Pemilik bisnis menambahkan: "Ketika orang mendengar mendengar tentang delapan kasus positif, orang-orang meskipun delapan orang telah meninggal. Penduduk setempat tidak mengerti bahwa positif tidak berarti mati. Orang-orang ini sebenarnya selamat dari virus. Mereka kemudian mulai khawatir jika toko kami, yang menjual makanan dan barang-barang rumah tangga, akan tetap buka tetapi kami terus menjalankan berbagai hal. Jarak sosial belum dilakukan di Karkar."

Saat ini ada sekitar 20 sekolah di Karkar yang melayani berbagai desa dan mulai ditutup pada pertengahan Maret. Barbara mencatat bahwa mereka belum benar-benar dibuka kembali tetapi beberapa sekolah lebih terorganisir dan mereka membuat siswa di kelas sembilan dan sepuluh belajar dari rumah.

zxc2

Sementara sekolah-sekolah telah ditutup, Barbara telah mendidik ketiga anaknya untuk homeschooling. Anak bungsunya, Christopher, yang berusia sembilan, dan Sophie, 11, tetap bersekolah secara online, tetapi anak tertuanya Hanna, 14, harus pulang dari sekolah asrama di Cairns, Australia, karena pembatasan perjalanan mulai diberlakukan.

"Kami lega ketika dia akhirnya kembali dengan selamat. Bandara terdekat kami adalah Madang di daratan, yang berjarak sekitar empat hingga lima jam perjalanan dengan menggunakan salah satu kapal kargo. Jarak sebenarnya sekitar 30 km (18,6 mil)" kata Barbara.

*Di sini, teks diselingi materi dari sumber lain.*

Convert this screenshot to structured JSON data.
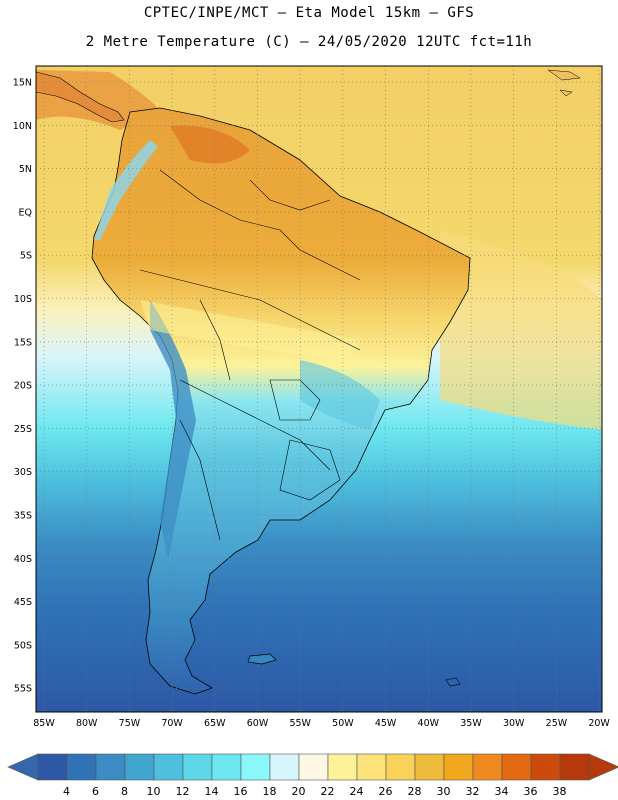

Dengan pembatasan perjalanan, penduduk setempat di Karkar dilarang melakukan perjalanan ke daratan selama lebih dari empat minggu. Barbara dan keluarganya tidak diizinkan untuk menjalankan kapal barang mereka, yang merupakan satu-satunya kapal penumpang komersial yang beroperasi ke dan dari pulau. Di sisi medis dari hal-hal rumah sakit di Karkar, yang dibangun oleh seorang misionaris Lutheran dan istrinya pada tahun 1930-an, ditutup selama beberapa hari karena tidak ada APD tetapi sekarang telah dibuka kembali dan pengunjung diwajibkan untuk mencuci tangan di pintu gerbang sebelum pergi ke area rumah sakit.

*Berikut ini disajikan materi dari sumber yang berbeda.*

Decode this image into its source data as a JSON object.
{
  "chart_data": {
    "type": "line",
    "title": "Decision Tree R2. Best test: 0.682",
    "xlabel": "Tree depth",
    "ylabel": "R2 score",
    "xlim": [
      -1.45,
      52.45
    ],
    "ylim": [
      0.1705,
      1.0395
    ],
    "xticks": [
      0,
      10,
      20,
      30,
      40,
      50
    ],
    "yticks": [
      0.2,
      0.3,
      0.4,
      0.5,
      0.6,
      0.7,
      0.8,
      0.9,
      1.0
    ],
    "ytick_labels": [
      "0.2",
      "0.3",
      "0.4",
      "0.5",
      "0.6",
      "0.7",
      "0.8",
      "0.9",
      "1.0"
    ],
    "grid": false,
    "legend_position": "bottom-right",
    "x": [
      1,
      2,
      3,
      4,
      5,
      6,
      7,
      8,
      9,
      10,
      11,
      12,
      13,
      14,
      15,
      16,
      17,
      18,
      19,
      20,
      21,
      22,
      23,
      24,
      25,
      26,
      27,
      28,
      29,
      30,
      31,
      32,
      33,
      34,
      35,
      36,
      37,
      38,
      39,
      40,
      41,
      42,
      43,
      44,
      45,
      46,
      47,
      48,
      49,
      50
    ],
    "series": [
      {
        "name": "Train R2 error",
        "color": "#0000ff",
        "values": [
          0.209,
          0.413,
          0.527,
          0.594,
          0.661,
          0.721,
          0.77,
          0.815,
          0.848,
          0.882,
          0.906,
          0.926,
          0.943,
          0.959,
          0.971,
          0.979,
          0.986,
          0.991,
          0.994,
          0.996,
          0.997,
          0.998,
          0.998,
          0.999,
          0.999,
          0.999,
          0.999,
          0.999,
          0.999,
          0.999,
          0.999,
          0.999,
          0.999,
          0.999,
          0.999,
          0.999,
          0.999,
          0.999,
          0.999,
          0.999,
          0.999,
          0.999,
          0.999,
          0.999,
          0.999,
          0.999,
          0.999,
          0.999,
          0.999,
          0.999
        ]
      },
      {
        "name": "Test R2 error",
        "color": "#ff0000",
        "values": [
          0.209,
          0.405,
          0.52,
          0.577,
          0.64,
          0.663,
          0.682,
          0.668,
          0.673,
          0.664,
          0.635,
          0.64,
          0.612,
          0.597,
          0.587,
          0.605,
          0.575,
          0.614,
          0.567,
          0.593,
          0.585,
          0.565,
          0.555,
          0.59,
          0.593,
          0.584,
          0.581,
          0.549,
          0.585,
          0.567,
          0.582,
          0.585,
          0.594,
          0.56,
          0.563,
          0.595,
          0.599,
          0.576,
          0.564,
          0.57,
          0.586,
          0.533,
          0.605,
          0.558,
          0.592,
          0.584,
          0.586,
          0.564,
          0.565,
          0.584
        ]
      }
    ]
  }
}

Ditanya apakah dia pernah merasa rindu rumah, Barbara mengatakan berkat koneksi internet yang cukup baik di rumah pulau itu, dia tetap mendapatkan informasi terbaru dengan orang tua dan saudara perempuannya di Jerman.

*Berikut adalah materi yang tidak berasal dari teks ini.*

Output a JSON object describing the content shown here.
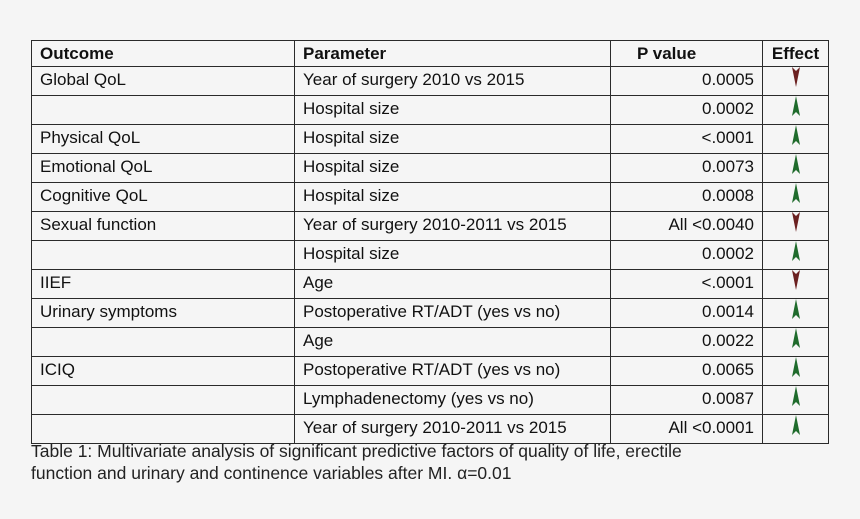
{
  "colors": {
    "up": "#1f6b2c",
    "down": "#6b2020"
  },
  "table": {
    "headers": {
      "outcome": "Outcome",
      "parameter": "Parameter",
      "pvalue": "P value",
      "effect": "Effect"
    },
    "rows": [
      {
        "outcome": "Global QoL",
        "parameter": "Year of surgery 2010 vs 2015",
        "p": "0.0005",
        "effect": "down"
      },
      {
        "outcome": "",
        "parameter": "Hospital size",
        "p": "0.0002",
        "effect": "up"
      },
      {
        "outcome": "Physical QoL",
        "parameter": "Hospital size",
        "p": "<.0001",
        "effect": "up"
      },
      {
        "outcome": "Emotional QoL",
        "parameter": "Hospital size",
        "p": "0.0073",
        "effect": "up"
      },
      {
        "outcome": "Cognitive QoL",
        "parameter": "Hospital size",
        "p": "0.0008",
        "effect": "up"
      },
      {
        "outcome": "Sexual function",
        "parameter": "Year of surgery 2010-2011 vs 2015",
        "p": "All <0.0040",
        "effect": "down"
      },
      {
        "outcome": "",
        "parameter": "Hospital size",
        "p": "0.0002",
        "effect": "up"
      },
      {
        "outcome": "IIEF",
        "parameter": "Age",
        "p": "<.0001",
        "effect": "down"
      },
      {
        "outcome": "Urinary symptoms",
        "parameter": "Postoperative RT/ADT (yes vs no)",
        "p": "0.0014",
        "effect": "up"
      },
      {
        "outcome": "",
        "parameter": "Age",
        "p": "0.0022",
        "effect": "up"
      },
      {
        "outcome": "ICIQ",
        "parameter": "Postoperative RT/ADT (yes vs no)",
        "p": "0.0065",
        "effect": "up"
      },
      {
        "outcome": "",
        "parameter": "Lymphadenectomy (yes vs no)",
        "p": "0.0087",
        "effect": "up"
      },
      {
        "outcome": "",
        "parameter": "Year of surgery 2010-2011 vs 2015",
        "p": "All <0.0001",
        "effect": "up"
      }
    ]
  },
  "caption": {
    "line1": "Table 1: Multivariate analysis of significant predictive factors of quality of life, erectile",
    "line2": "function and urinary and continence variables after MI. α=0.01"
  }
}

Dia mencatat: "Kami terhubung dengan sangat baik melalui Whatsapp. Orang tua saya selalu sibuk dengan pertemuan di sana-sini, tetapi dengan kuncian total di Jerman, mereka harus tinggal di rumah." Barbara berharap untuk menghabiskan Natal bersama keluarganya di Eropa, tetapi dia akan menunggu untuk melihat bagaimana situasi berkembang. Untuk saat ini, dia senang di pulau terpencil tempat dia memberanikan diri mengajar di usia 20-an dan tidak pernah pergi dari tempat itu. "Hidup saya sangat baik di Karkar," katanya.